Fin, révolté et intelligent, Zénon se commet bien entendu dans la rédaction de certains traités que l'Eglise aussi bien que les Luthériens considèrent avec la plus grande méfiance. En d'autres termes, eût-il vécu de nos jours, que Zénon aurait probablement été un grand défenseur de la laïcité et de cette liberté d'expression qu'elle seule autorise.

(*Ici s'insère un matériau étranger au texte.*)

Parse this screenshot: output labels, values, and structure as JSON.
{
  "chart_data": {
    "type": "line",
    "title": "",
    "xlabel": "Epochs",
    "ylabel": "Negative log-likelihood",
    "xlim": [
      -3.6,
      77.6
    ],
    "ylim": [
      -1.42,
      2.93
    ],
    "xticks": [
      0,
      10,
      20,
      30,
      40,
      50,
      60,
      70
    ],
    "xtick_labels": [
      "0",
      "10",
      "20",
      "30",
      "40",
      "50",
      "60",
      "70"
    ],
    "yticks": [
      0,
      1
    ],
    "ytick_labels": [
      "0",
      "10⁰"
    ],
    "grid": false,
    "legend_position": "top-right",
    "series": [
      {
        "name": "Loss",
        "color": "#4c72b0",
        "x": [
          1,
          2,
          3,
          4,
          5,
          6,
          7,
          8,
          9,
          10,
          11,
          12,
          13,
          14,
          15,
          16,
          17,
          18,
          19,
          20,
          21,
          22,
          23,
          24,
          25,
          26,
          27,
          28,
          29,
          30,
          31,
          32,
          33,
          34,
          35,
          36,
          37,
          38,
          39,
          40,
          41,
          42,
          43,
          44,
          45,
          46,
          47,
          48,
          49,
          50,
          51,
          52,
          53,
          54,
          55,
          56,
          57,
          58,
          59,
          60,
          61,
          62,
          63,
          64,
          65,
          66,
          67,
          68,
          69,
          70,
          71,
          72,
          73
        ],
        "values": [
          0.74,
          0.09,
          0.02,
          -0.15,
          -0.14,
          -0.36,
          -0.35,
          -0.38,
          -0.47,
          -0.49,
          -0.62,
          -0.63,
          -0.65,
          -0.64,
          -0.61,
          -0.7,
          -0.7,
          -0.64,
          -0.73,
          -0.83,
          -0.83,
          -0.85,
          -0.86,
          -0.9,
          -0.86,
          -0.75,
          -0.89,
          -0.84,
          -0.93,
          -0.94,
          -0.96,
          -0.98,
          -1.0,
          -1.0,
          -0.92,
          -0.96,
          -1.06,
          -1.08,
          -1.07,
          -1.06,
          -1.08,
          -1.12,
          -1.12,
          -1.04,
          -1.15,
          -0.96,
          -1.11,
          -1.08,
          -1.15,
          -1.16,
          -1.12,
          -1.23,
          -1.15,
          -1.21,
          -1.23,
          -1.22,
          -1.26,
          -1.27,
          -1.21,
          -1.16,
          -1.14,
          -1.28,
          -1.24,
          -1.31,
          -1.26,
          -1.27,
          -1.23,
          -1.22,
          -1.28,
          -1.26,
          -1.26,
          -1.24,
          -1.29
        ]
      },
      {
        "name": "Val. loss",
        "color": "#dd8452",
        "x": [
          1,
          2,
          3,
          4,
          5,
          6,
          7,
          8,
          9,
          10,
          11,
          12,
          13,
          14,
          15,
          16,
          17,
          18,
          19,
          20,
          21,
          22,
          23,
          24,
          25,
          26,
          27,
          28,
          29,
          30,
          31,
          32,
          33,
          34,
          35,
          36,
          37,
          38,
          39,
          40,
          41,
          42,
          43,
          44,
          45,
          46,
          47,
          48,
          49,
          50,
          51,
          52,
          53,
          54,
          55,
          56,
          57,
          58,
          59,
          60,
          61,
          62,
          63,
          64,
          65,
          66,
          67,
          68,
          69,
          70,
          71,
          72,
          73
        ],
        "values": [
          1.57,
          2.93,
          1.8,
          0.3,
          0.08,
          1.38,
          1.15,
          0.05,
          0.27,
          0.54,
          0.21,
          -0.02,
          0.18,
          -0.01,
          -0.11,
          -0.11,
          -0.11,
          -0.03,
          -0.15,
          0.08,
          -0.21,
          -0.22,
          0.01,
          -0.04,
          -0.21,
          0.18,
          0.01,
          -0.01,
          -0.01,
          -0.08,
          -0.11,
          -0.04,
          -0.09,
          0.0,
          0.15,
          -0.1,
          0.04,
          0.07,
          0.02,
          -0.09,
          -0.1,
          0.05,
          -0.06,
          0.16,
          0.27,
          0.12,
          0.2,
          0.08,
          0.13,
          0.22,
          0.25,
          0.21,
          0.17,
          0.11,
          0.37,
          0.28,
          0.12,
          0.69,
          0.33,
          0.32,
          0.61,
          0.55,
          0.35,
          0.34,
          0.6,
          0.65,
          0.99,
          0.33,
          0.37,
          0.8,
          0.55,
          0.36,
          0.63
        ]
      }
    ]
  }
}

Mais dans cette Europe qui s'enferme pour longtemps dans la Contre-Réforme, Zénon doit fuir et se cacher. Avec les ans, il revient dans sa ville natale, sous le nom d'emprunt de Sébastien Théus (le jeu de mots sur "Théus" est savoureux). Tout s'y passe d'abord assez bien et puis ...

Et puis, les hommes et leur ignorance supersticieuse étant ce qu'ils sont d'habitude, tout finit mal, vous l'aurez deviné.

Mais - et cela, c'est le message du livre - pas un seul instant, Zénon ne faiblit. Pour s'éviter d'ailleurs la faiblesse ultime de la chair devant la torture et le bûcher, il s'évade par le suicide, un suicide dans la grande tradition de ces Anciens qu'il admirait.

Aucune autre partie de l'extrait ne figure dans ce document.